Why is M&K Sound used in post-production film studios?
M&K Sound's sub-satellite speaker architecture was developed specifically for professional reference monitoring — producing accurate, flat frequency response so that audio engineers can make decisions that translate correctly to the widest range of playback systems. Their use in professional dubbing stages and mixing rooms is a function of their accuracy, reliability, and consistency.
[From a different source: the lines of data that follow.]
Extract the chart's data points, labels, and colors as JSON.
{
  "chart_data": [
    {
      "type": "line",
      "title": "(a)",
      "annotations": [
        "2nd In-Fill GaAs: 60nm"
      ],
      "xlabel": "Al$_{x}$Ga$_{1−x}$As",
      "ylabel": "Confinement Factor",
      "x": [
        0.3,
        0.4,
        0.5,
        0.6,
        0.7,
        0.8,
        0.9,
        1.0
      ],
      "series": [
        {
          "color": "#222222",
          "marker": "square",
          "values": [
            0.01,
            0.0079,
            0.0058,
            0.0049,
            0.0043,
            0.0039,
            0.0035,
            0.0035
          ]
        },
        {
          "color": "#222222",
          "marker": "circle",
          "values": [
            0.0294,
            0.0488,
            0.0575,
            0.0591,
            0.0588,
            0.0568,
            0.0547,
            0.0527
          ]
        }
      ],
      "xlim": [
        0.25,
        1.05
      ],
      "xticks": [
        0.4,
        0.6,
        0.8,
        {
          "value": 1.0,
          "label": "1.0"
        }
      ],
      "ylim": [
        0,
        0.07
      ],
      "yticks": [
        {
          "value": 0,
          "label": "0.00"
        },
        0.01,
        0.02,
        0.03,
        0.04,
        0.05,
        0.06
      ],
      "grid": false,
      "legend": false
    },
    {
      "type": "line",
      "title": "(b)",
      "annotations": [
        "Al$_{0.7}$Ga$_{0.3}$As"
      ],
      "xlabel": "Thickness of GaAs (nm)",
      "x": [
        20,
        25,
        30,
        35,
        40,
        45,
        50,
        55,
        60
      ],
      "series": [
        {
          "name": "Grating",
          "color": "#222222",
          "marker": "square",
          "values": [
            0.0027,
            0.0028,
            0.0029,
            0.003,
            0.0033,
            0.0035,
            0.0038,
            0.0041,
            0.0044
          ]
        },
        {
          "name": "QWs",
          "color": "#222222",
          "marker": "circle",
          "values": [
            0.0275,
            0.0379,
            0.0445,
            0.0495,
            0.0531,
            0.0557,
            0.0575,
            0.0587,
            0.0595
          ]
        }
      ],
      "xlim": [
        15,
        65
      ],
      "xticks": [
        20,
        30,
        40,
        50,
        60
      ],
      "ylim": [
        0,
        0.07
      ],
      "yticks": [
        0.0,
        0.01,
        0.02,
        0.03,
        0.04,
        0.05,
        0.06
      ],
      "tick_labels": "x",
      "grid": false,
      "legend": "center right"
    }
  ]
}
Those same properties make them the preferred choice for domestic installations that want reference-level performance.
Frequently Asked Questions
What luxury home cinema projects does Zebra Home Cinema showcase?
The spotlight covers seven of Zebra's UK projects ranging from compact converted lofts and basements to large-scale dedicated cinema rooms with full Dolby Atmos arrays, motorised seating tiers, and reference-grade projection. Each project illustrates a different brief — and a different trade-off between budget, room geometry, and aesthetic integration.
What budget range do these projects cover?
The seven featured rooms span roughly £50,000 to £400,000 in total project cost, including structural work, acoustic treatment, AV equipment, seating, and integration. Smaller spaces like converted loft cinemas often deliver remarkable performance at the lower end; the larger projects are full bespoke builds with dedicated rooms, custom seating, and multi-tier riser construction.
Where are these UK home cinemas located?
Zebra's portfolio is concentrated in the South East and Midlands, with additional projects across the Home Counties. Many clients prefer not to publicly disclose the exact location of their installations, which is why projects are usually presented by room and equipment rather than by address.
What equipment do most of these projects share?
The most common specifications are M&K Sound or Wisdom Audio loudspeakers, JVC or Christie laser projection, StormAudio or Trinnov processing, and acoustic-treatment work led by purpose-built panel systems rather than generic foam. Movia or comparable cinema seating is the dominant choice for dedicated rooms.
Why use a home cinema advisor for a project at this level?
At £100,000+ project budgets, the cost of mistakes — wrong room dimensions, wrong projector for the screen, badly-specified subwoofer count, dead acoustic treatment — can run into the tens of thousands. An independent advisor protects the budget by pressure-testing every specification before purchase, rather than after.